Neural Architecture Search Comparison

Posted by Anonymous Author

Train and Compare NAS (Neural Architecture Search) models including Autokeras, DARTS, ENAS and NAO.

Their source code link is as below:

Experiment Description

To avoid over-fitting in CIFAR-10, we also compare the models in the other five datasets including Fashion-MNIST, CIFAR-100, OUI-Adience-Age, ImageNet-10-1 (subset of ImageNet), ImageNet-10-2 (another subset of ImageNet). We just sample a subset with 10 different labels from ImageNet to make ImageNet-10-1 or ImageNet-10-2.

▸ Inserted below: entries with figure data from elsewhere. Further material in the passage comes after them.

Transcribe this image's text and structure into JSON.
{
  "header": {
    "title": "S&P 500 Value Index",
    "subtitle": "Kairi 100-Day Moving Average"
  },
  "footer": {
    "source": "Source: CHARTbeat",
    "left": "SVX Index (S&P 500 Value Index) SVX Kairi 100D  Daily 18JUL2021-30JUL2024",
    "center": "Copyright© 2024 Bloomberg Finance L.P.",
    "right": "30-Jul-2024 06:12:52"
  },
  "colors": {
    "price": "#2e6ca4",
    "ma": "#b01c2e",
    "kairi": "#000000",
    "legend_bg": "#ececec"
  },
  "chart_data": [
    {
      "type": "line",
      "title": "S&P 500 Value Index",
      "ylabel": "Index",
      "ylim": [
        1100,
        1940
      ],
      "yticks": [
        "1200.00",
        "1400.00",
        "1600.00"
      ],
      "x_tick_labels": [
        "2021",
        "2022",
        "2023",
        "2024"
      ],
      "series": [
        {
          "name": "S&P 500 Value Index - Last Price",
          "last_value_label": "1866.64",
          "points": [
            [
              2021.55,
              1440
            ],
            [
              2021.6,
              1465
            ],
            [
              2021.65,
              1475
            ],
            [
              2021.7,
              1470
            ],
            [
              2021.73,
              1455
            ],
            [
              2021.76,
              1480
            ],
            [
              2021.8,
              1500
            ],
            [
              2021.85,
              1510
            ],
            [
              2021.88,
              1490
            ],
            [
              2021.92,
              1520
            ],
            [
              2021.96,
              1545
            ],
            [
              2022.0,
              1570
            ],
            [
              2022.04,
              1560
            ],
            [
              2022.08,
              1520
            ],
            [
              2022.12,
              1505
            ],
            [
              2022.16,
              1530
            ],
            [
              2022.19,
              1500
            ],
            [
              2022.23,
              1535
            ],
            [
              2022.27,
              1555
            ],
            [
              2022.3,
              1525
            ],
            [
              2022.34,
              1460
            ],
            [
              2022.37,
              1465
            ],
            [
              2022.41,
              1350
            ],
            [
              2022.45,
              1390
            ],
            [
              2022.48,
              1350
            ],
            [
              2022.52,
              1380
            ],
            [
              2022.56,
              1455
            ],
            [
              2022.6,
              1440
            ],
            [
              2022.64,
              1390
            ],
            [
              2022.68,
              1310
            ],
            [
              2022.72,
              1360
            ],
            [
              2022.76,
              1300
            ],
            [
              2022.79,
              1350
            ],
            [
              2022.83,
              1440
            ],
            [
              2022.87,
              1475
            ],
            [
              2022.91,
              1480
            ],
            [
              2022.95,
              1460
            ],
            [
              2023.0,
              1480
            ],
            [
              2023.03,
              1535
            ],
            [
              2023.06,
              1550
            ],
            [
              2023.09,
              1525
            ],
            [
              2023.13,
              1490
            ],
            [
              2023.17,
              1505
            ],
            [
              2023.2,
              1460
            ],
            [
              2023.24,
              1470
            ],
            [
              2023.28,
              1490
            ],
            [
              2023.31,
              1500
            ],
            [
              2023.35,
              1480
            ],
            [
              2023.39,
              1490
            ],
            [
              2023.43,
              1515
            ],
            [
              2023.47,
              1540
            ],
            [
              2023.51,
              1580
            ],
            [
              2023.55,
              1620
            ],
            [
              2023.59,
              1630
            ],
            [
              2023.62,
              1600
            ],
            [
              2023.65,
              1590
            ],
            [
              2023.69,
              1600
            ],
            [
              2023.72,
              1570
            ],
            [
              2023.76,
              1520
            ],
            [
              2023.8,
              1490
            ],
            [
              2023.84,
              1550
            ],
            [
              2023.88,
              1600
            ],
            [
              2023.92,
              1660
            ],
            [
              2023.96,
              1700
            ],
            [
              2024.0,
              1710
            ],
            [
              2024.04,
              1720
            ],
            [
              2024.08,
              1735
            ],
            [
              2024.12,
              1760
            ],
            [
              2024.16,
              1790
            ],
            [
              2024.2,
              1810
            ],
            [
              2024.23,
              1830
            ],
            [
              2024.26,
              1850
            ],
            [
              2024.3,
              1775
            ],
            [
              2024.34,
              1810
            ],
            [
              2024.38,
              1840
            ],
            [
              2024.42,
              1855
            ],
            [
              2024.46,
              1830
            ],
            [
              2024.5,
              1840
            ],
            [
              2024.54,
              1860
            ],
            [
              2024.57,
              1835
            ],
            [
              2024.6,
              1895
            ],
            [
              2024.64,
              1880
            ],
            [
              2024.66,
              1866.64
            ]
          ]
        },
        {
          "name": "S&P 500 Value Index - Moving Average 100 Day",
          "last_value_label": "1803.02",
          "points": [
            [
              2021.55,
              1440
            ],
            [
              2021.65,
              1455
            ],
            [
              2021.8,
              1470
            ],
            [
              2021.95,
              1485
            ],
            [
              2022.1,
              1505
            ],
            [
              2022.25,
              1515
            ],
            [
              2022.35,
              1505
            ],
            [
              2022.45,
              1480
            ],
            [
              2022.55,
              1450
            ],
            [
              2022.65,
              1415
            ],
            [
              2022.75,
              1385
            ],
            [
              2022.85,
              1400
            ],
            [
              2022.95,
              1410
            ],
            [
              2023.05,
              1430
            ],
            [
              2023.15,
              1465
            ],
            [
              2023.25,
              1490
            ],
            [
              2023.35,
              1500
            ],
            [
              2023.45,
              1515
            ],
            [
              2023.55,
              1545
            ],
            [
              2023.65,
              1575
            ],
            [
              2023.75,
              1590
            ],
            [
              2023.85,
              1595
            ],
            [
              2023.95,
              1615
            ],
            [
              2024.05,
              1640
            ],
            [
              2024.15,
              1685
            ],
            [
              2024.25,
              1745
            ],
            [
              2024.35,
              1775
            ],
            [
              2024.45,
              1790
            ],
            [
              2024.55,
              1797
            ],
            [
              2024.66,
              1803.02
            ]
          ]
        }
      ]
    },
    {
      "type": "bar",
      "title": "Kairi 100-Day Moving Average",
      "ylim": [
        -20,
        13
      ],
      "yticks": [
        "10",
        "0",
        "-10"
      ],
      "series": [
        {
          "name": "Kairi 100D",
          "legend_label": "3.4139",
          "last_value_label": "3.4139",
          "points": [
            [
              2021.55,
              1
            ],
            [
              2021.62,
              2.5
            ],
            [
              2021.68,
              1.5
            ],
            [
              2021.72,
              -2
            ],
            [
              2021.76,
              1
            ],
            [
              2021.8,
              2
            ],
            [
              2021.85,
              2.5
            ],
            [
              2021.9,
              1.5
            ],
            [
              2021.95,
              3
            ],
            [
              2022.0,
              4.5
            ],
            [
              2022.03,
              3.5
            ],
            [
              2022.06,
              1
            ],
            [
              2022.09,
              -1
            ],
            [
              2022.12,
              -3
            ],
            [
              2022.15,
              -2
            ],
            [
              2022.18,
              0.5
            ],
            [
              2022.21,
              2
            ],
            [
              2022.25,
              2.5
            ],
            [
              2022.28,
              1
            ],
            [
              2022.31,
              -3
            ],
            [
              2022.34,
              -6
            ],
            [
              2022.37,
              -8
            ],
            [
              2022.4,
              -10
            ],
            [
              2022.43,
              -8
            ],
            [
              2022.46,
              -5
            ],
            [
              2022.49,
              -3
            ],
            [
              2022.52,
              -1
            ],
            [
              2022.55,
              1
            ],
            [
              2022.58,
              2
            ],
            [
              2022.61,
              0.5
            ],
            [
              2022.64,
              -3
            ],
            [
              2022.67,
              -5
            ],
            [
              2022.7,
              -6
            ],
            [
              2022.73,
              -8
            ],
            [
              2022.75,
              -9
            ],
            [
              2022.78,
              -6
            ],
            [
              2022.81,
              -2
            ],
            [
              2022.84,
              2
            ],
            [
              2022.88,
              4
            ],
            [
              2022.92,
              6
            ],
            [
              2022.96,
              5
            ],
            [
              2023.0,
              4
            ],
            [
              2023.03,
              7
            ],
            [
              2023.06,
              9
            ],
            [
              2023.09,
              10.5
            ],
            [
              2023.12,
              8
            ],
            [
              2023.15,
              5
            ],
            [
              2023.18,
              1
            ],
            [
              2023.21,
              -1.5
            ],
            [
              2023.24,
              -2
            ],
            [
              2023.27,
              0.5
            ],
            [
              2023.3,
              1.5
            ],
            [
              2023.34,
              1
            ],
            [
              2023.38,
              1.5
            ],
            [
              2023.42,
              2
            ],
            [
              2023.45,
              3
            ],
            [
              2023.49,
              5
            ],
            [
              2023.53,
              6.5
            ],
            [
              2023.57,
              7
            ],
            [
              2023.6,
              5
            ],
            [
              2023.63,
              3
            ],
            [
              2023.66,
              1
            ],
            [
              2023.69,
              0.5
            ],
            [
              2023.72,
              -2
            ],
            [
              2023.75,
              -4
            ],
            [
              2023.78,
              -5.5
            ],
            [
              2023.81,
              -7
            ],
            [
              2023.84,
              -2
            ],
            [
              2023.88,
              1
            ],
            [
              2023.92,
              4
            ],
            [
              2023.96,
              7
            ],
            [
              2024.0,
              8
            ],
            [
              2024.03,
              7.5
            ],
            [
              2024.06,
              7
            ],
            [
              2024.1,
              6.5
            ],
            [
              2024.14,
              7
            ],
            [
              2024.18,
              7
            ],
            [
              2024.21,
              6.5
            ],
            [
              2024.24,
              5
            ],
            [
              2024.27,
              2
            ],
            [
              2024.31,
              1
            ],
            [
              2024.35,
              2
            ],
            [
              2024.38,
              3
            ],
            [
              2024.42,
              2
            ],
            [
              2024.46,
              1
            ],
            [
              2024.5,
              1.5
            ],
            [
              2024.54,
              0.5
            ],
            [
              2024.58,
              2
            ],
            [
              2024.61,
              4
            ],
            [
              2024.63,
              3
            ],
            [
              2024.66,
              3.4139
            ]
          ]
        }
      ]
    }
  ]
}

Dataset Training Size Numer of Classes Descriptions
Fashion-MNIST 60,000 10 T-shirt/top, trouser, pullover, dress, coat, sandal, shirt, sneaker, bag and ankle boot.
CIFAR-10 50,000 10 Airplanes, cars, birds, cats, deer, dogs, frogs, horses, ships and trucks.
CIFAR-100 50,000 100 Similar to CIFAR-10 but with 100 classes and 600 images each.
OUI-Adience-Age 26,580 8 8 age groups/labels (0-2, 4-6, 8-13, 15-20, 25-32, 38-43, 48-53, 60-).
ImageNet-10-1 9,750 10 Coffee mug, computer keyboard, dining table, wardrobe, lawn mower, microphone, swing, sewing machine, odometer and gas pump.
ImageNet-10-2 9,750 10 Drum, banj, whistle, grand piano, violin, organ, acoustic guitar, trombone, flute and sax.

We do not change the default fine-tuning technique in their source code. In order to match each task, the codes of input image shape and output numbers are changed.

Search phase time for all NAS methods is two days as well as the retrain time. Average results are reported based on three repeat times. Our evaluation machines have one Nvidia Tesla P100 GPU, 112GB of RAM and one 2.60GHz CPU (Intel E5-2690).

For NAO, it requires too much computing resources, so we only use NAO-WS which provides the pipeline script.

For AutoKeras, we used 0.2.18 version because it was the latest version when we started the experiment.

NAS Performance

NAS AutoKeras (%) ENAS (macro) (%) ENAS (micro) (%) DARTS (%) NAO-WS (%)
Fashion-MNIST 91.84 95.44 95.53 95.74 95.20
CIFAR-10 75.78 95.68 96.16 94.23 95.64
CIFAR-100 43.61 78.13 78.84 79.74 75.75
OUI-Adience-Age 63.20 80.34 78.55 76.83 72.96
ImageNet-10-1 61.80 77.07 79.80 80.48 77.20
ImageNet-10-2 37.20 58.13 56.47 60.53 61.20

Unfortunately, we cannot reproduce all the results in the paper.

The best or average results reported in the paper:

NAS AutoKeras(%) ENAS (macro) (%) ENAS (micro) (%) DARTS (%) NAO-WS (%)
CIFAR- 10 88.56(best) 96.13(best) 97.11(best) 97.17(average) 96.47(best)

For AutoKeras, it has relatively worse performance across all datasets due to its random factor on network morphism.

For ENAS, ENAS (macro) shows good results in OUI-Adience-Age and ENAS (micro) shows good results in CIFAR-10.

For DARTS, it has a good performance on some datasets but we found its high variance in other datasets. The difference among three runs of benchmarks can be up to 5.37% in OUI-Adience-Age and 4.36% in ImageNet-10-1.

For NAO-WS, it shows good results in ImageNet-10-2 but it can perform very poorly in OUI-Adience-Age.


  1. Jin, Haifeng, Qingquan Song, and Xia Hu. “Efficient neural architecture search with network morphism.” arXiv preprint arXiv:1806.10282 (2018).
  2. Liu, Hanxiao, Karen Simonyan, and Yiming Yang. “Darts: Differentiable architecture search.” arXiv preprint arXiv:1806.09055 (2018).
  3. Pham, Hieu, et al. “Efficient Neural Architecture Search via Parameters Sharing.” international conference on machine learning (2018): 4092-4101.
  4. Luo, Renqian, et al. “Neural Architecture Optimization.” neural information processing systems (2018): 7827-7838.